1 Arginine-vasopressin (VP) has both vasoconstricting and vasodilating action. We report here the discovery of four novel selective hypotensive VP analogues: d(CH2)(5)[D-Tyr(Et)(2),Arg(3),Val(4)]AVP; d(CH2)(5)[D-Tyr(Et)(2), Lys(3),Val(4)]AVP and their iodinatable Tyr-NH29 analogues. 2 Bioassays in rats for activities characteristic of neurohypophysial peptides showed that the four VP peptides possessed little or no V-1a, V-2 or oxytocin (OT) receptor agonistic or antagonistic activities. 3 In anaesthetized rats, these peptides (0.05 - 0.10 mg kg(-1) i.v.) elicited a marked fall in arterial blood pressure. 4 Blockade of cholinoceptors, adrenoceptors and bradykinin B-2 receptors, and inhibition of prostaglandin synthesis had little effect on their vasodepressor action. 5 Classical V-1a, V-2 and OT receptor antagonists did not block the vasodepressor response. 6 L-NAME, 0.2 mg kg(-1) min(-1), markedly suppressed the hypotensive response to ACh but not the vasodepressor response to the hypotensive VP peptides. However, the duration of the vasodepressor response was shortened. Very high doses of L-NAME attenuated both the vasodepressor response and the duration of action. 7 These findings indicate that the vasodepressor action of these VP peptides is independent of the peripheral autonomic, bradykinin and PG systems and is not mediated by the known classical OT/VP receptors.
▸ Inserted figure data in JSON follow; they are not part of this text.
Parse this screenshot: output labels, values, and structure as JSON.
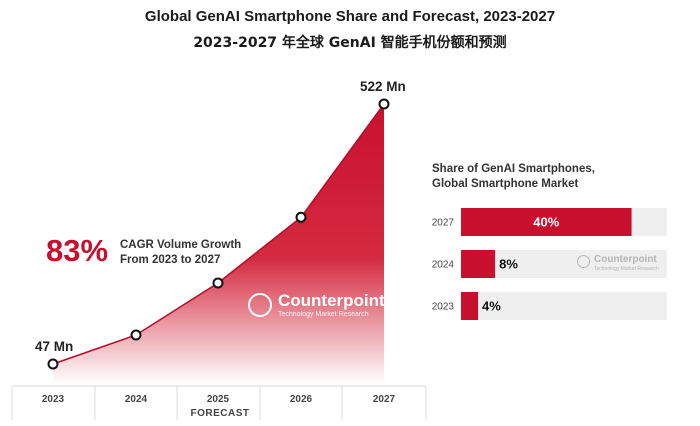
{
  "title": "Global GenAI Smartphone Share and Forecast, 2023-2027",
  "subtitle": "2023-2027 年全球 GenAI 智能手机份额和预测",
  "chart_data": [
    {
      "type": "area",
      "title": "Global GenAI Smartphone Volume",
      "x": [
        "2023",
        "2024",
        "2025",
        "2026",
        "2027"
      ],
      "values": [
        47,
        100,
        195,
        315,
        522
      ],
      "unit": "Mn",
      "point_labels": [
        {
          "category": "2023",
          "text": "47 Mn"
        },
        {
          "category": "2027",
          "text": "522 Mn"
        }
      ],
      "xlabel": "FORECAST",
      "ylim": [
        0,
        522
      ],
      "annotation": {
        "value": "83%",
        "line1": "CAGR Volume Growth",
        "line2": "From 2023 to 2027"
      },
      "color": "#c8102e"
    },
    {
      "type": "bar",
      "orientation": "horizontal",
      "title_line1": "Share of GenAI Smartphones,",
      "title_line2": "Global Smartphone Market",
      "categories": [
        "2027",
        "2024",
        "2023"
      ],
      "values": [
        40,
        8,
        4
      ],
      "labels": [
        "40%",
        "8%",
        "4%"
      ],
      "xlim": [
        0,
        100
      ],
      "bar_color": "#c8102e",
      "track_color": "#efefef"
    }
  ],
  "logo": {
    "name": "Counterpoint",
    "tagline": "Technology Market Research"
  }
}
NO does not appear to have an important role in their vasodepressor action. 8 The discovery of these novel VP peptides could lead to the development of new tools for the investigation of the complex cardiovascular actions of VP and the introduction of a new class of hypotensive agents. The two iodinatable hypotensive VP peptides could be radiolabelled as potential markers for the localization of the receptor system involved.